I figured that they were just local teams who came to play for the money or charity or something. But not that I think back on it, that would be an organizational nightmare. So instead, there was a standing team that traveled around with them called the Washington Generals (and other things at times).
Better Than You’d Think
The team is generally thought of as a bunch of clowns, but of course, they are all excellent players. All over the world are people who are almost at the top of their professions. In most areas, it doesn’t much matter. In anything entertainment-related, it matters a great deal.
So the guys on the Generals aren’t as good as people in the NBA or on the Globetrotters. Looking at the players, they mostly seem to have been very strong players in NCAA Division II teams. They mostly have degrees in business or communications. Many of them also play in professional leagues outside the US.
I love this. It’s a great joy to be good at something. There’s a certain point you reach in a skill where doing it is something akin to a religious experience. And the fact that these guys get to do this for a few years, I think it should be applauded.
What’s more, it pushes against the idea that you should only do something if you can be the best. That’s the philosophy of a society that is on its way down. These young men, who are employed to lose to the Globetrotters are probably better at basketball than I am at anything I can do.
Now I want to pay the ridiculous prices for a Harlem Globetrotters game just so I can see the Washington Generals. (Of course, the Globetrotters are interesting for the same reasons.) There is, however, the question of which Washington Generals. The truth is that there are three different Washington Generals squads. That’s because there are three different Harlem Globetrotters squads. On a given night, they all play in different cities. Each squad plays about 130 games during their 5-month season — sometimes two games in a day!
The Legend of Haggard Vance
This is from a recent episode of Late Night With Seth Meyers. I seem to be the only one of my friends who likes Meyers. I’m not sure what the problem is.

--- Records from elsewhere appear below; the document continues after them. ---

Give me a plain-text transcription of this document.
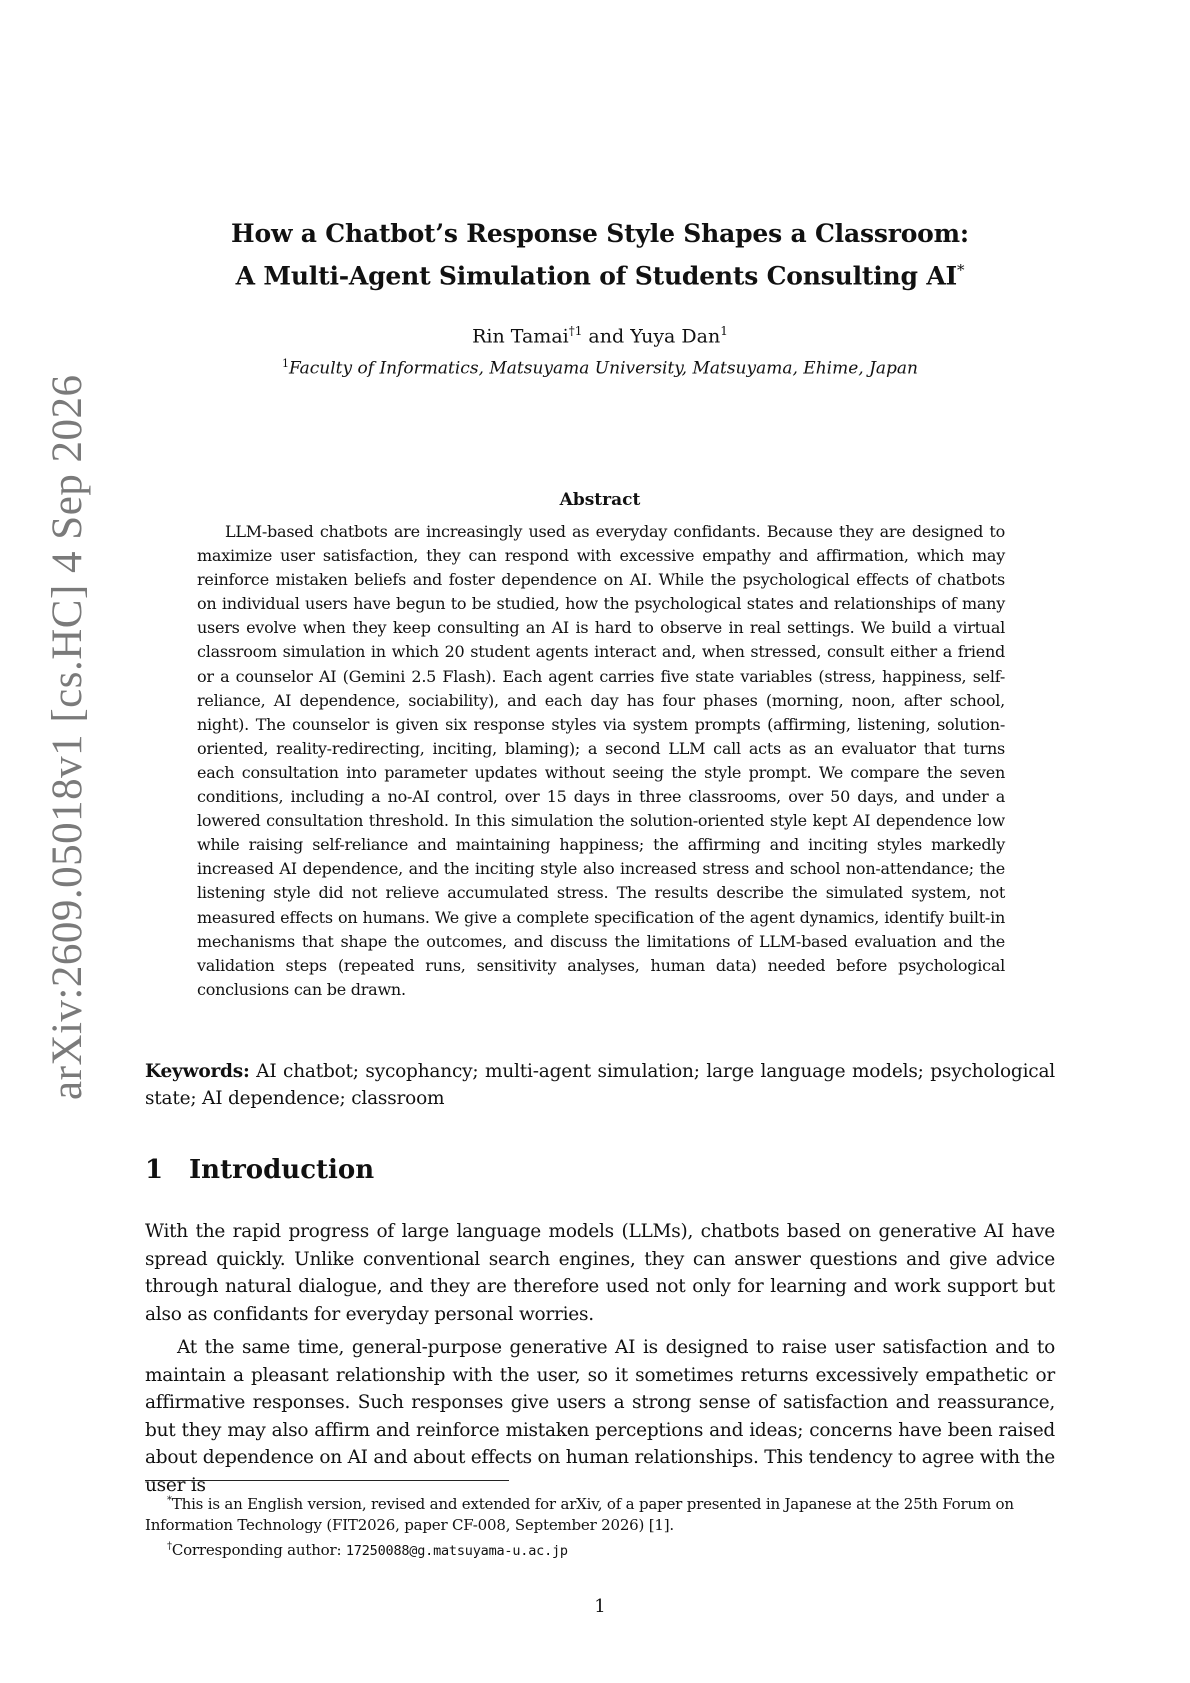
arXiv:2609.05018v1 [cs.HC] 4 Sep 2026
How a Chatbot’s Response Style Shapes a Classroom:
A Multi-Agent Simulation of Students Consulting AI*
Rin Tamai$^{\dagger 1}$ and Yuya Dan$^1$
$^1$Faculty of Informatics, Matsuyama University, Matsuyama, Ehime, Japan
Abstract
LLM-based chatbots are increasingly used as everyday confidants. Because they are designed to maximize user satisfaction, they can respond with excessive empathy and affirmation, which may reinforce mistaken beliefs and foster dependence on AI. While the psychological effects of chatbots on individual users have begun to be studied, how the psychological states and relationships of many users evolve when they keep consulting an AI is hard to observe in real settings. We build a virtual classroom simulation in which 20 student agents interact and, when stressed, consult either a friend or a counselor AI (Gemini 2.5 Flash). Each agent carries five state variables (stress, happiness, self-reliance, AI dependence, sociability), and each day has four phases (morning, noon, after school, night). The counselor is given six response styles via system prompts (affirming, listening, solution-oriented, reality-redirecting, inciting, blaming); a second LLM call acts as an evaluator that turns each consultation into parameter updates without seeing the style prompt. We compare the seven conditions, including a no-AI control, over 15 days in three classrooms, over 50 days, and under a lowered consultation threshold. In this simulation the solution-oriented style kept AI dependence low while raising self-reliance and maintaining happiness; the affirming and inciting styles markedly increased AI dependence, and the inciting style also increased stress and school non-attendance; the listening style did not relieve accumulated stress. The results describe the simulated system, not measured effects on humans. We give a complete specification of the agent dynamics, identify built-in mechanisms that shape the outcomes, and discuss the limitations of LLM-based evaluation and the validation steps (repeated runs, sensitivity analyses, human data) needed before psychological conclusions can be drawn.
Keywords: AI chatbot; sycophancy; multi-agent simulation; large language models; psychological state; AI dependence; classroom
1 Introduction

With the rapid progress of large language models (LLMs), chatbots based on generative AI have spread quickly. Unlike conventional search engines, they can answer questions and give advice through natural dialogue, and they are therefore used not only for learning and work support but also as confidants for everyday personal worries.

At the same time, general-purpose generative AI is designed to raise user satisfaction and to maintain a pleasant relationship with the user, so it sometimes returns excessively empathetic or affirmative responses. Such responses give users a strong sense of satisfaction and reassurance, but they may also affirm and reinforce mistaken perceptions and ideas; concerns have been raised about dependence on AI and about effects on human relationships. This tendency to agree with the user is

*This is an English version, revised and extended for arXiv, of a paper presented in Japanese at the 25th Forum on Information Technology (FIT2026, paper CF-008, September 2026) [1].

†Corresponding author: 17250088@g.matsuyama-u.ac.jp

1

Anyway, they presented the following film poster parody that I had to grab. It reminds me of the great days of The Daily Show — you know: when it was still hosted by someone who cares about politics.
The Woman in Black
Back in 1989, a filmed version of Susan Hill’s Gothic horror novel The Woman in Black was made for British television. (This is not the Daniel Radcliffe film!) Normally, this would be the moment to yawn. But it’s amazingly good.
The truth is that I find most modern horror films amusing. I’m easily startled, but otherwise, there’s just a lot of silliness to them, as in last week’s film Frogs. Ghost stories are one kind of horror that consistently scares me.
And this film is amazing in this regard. What’s more, it does it with some of the simplest things. That’s the thing about ghosts: you don’t know what they are going to do. So just showing them hanging around is enough to give you chills.
But we get a lot more than that here. There are a number of really effective moments. I highly recommend watching this. In fact, I’m so keen on this film that I ordered the new Blu-ray release of it from the UK. As is becoming a thing with me, the films I most like aren’t released here at all. Thank God for all-region Blu-ray players!
The Woman in Black is playing over at Psychotronic Review. Watch it now!
Until Next Time
Hopefully, I’ll have something different in the next couple of days.